Starry night.

Eyes on the skies — April

Welcome to the Ontario Parks “Eyes on the Skies” series. This space (see what we did there?) will cover a wide range of astronomy topics with a focus on what can be seen from the pristine skies found in our provincial parks.

For those of us in Ontario, April is that transition month between winter and spring weather. The snows start to melt away, the lakes start to open up and, by month’s end, the first buds may appear on the trees.

Here are our astronomical highlights for April, 2021:

The sun

Sunrise and sunset times:

April 1 April 15 April 30
Sunrise 6:59 a.m. 6:34 a.m. 6:11 a.m.
Midday 1:21 p.m. 1:18 p.m. 1:15 p.m.
Sunsets 7:45 p.m. 8:01 p.m. 8:20 p.m.

The moon

The moon has long captivated observers of all ages. April’s lunar phases of the moon occur as follows:

April 2021 moon phases.

Featured constellations: the Bears and a Dragon

In last month’s blog, we discussed some of the constellations that are prominent in the spring: Leo the Lion, Cancer the Crab, and Coma Berenices (Queen Berenice of Egypt’s hair).

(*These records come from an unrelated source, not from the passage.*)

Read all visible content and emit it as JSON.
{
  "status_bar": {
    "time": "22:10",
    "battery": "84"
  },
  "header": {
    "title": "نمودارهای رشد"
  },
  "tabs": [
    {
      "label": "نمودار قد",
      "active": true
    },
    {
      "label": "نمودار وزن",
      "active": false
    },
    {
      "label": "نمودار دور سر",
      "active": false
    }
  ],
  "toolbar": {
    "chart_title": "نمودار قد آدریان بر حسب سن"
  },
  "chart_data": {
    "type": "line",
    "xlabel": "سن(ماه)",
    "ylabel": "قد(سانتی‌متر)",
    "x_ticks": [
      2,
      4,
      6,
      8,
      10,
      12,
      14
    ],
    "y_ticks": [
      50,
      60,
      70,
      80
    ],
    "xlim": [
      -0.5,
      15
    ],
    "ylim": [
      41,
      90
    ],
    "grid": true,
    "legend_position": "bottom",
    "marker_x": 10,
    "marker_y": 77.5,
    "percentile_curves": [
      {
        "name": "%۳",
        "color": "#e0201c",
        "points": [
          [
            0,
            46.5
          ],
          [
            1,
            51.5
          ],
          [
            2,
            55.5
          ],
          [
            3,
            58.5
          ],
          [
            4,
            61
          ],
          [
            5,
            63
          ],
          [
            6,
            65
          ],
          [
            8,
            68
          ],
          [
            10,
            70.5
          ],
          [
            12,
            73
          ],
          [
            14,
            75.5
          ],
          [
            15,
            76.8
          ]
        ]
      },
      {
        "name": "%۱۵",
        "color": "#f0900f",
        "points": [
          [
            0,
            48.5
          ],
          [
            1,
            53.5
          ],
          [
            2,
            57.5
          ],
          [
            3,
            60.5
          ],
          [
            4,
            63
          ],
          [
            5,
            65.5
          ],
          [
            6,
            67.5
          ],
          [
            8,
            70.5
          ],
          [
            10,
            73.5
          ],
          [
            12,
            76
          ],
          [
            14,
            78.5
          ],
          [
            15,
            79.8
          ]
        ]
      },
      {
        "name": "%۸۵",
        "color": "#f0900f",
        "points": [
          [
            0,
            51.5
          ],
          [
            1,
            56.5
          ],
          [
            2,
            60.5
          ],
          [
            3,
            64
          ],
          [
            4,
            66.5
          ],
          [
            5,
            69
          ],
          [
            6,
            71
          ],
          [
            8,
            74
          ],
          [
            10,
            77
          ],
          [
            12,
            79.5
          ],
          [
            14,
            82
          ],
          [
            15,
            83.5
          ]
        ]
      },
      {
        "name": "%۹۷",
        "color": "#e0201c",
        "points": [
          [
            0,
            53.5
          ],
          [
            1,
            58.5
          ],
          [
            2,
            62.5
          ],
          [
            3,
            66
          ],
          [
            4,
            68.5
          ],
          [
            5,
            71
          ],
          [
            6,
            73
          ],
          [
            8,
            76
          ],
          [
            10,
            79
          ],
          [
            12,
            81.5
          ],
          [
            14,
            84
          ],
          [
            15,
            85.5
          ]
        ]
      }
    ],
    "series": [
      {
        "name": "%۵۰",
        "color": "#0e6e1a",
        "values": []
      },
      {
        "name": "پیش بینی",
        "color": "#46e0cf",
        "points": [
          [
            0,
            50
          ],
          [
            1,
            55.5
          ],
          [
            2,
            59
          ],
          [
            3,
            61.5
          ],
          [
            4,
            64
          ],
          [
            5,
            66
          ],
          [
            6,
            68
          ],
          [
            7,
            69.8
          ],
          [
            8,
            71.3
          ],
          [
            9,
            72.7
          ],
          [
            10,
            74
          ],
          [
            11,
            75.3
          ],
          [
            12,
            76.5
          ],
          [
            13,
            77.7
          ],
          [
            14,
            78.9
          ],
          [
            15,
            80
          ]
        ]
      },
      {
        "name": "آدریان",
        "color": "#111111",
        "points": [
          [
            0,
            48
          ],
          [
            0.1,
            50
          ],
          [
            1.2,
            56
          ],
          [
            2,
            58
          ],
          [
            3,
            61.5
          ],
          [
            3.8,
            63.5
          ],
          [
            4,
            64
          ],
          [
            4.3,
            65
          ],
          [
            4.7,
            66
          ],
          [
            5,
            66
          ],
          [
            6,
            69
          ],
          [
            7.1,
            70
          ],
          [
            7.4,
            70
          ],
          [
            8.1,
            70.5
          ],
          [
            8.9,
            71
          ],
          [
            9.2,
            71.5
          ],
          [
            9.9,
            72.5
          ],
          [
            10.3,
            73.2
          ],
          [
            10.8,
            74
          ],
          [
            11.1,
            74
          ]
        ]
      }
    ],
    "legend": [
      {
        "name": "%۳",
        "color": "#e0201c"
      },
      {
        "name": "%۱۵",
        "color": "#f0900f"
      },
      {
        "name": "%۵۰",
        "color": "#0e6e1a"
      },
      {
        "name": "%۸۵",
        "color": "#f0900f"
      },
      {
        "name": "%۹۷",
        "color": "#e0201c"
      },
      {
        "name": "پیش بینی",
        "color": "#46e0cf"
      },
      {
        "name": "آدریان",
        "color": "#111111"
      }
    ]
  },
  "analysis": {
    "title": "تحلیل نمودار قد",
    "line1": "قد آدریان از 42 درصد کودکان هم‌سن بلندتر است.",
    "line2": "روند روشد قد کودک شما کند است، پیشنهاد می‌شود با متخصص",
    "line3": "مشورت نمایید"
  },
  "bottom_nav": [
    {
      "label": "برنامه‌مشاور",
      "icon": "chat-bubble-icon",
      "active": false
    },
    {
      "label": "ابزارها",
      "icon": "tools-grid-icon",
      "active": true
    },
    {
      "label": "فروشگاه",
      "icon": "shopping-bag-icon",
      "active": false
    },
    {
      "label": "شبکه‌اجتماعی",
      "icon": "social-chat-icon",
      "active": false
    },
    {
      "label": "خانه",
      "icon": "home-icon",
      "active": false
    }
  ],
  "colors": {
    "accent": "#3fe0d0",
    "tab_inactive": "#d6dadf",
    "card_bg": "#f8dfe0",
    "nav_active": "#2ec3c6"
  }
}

This month, we will focus on two of the most well-known, as well as one of the longest, constellations visible in the night sky: Ursa Major, the Great Bear (Big Dipper) and Ursa Minor, the Little Bear (Little Dipper).

bear constellation

Find more information on this month’s constellations.

Meteor showers

On the night of April 20/21, the annual Lyrid meteor shower will peak.

Known to be a medium strength shower, the Lyrids can produce exceptionally bright meteors known as “fireballs” (meteors as bright or brighter than Venus).

Because the moon is near first quarter this year, it will be best to wait until it has set or after midnight to see these meteors.

A meteor shower occurs when the earth enters the debris field of a comet that has long ago passed around the sun. These bits of dust and grit, often no bigger than your thumbnail, enter the earth’s atmosphere and burn up high above the ground (see our post on meteor showers for more information).

The galaxies: a partially solved mystery…

While galaxies can be seen all year long, the springtime night skies are the best time of the year to see the diversity and multitude of amazing galaxies.

Milky Way.

Galaxies are dynamic places with star birth, star death, and collisions of clouds of dust and gas.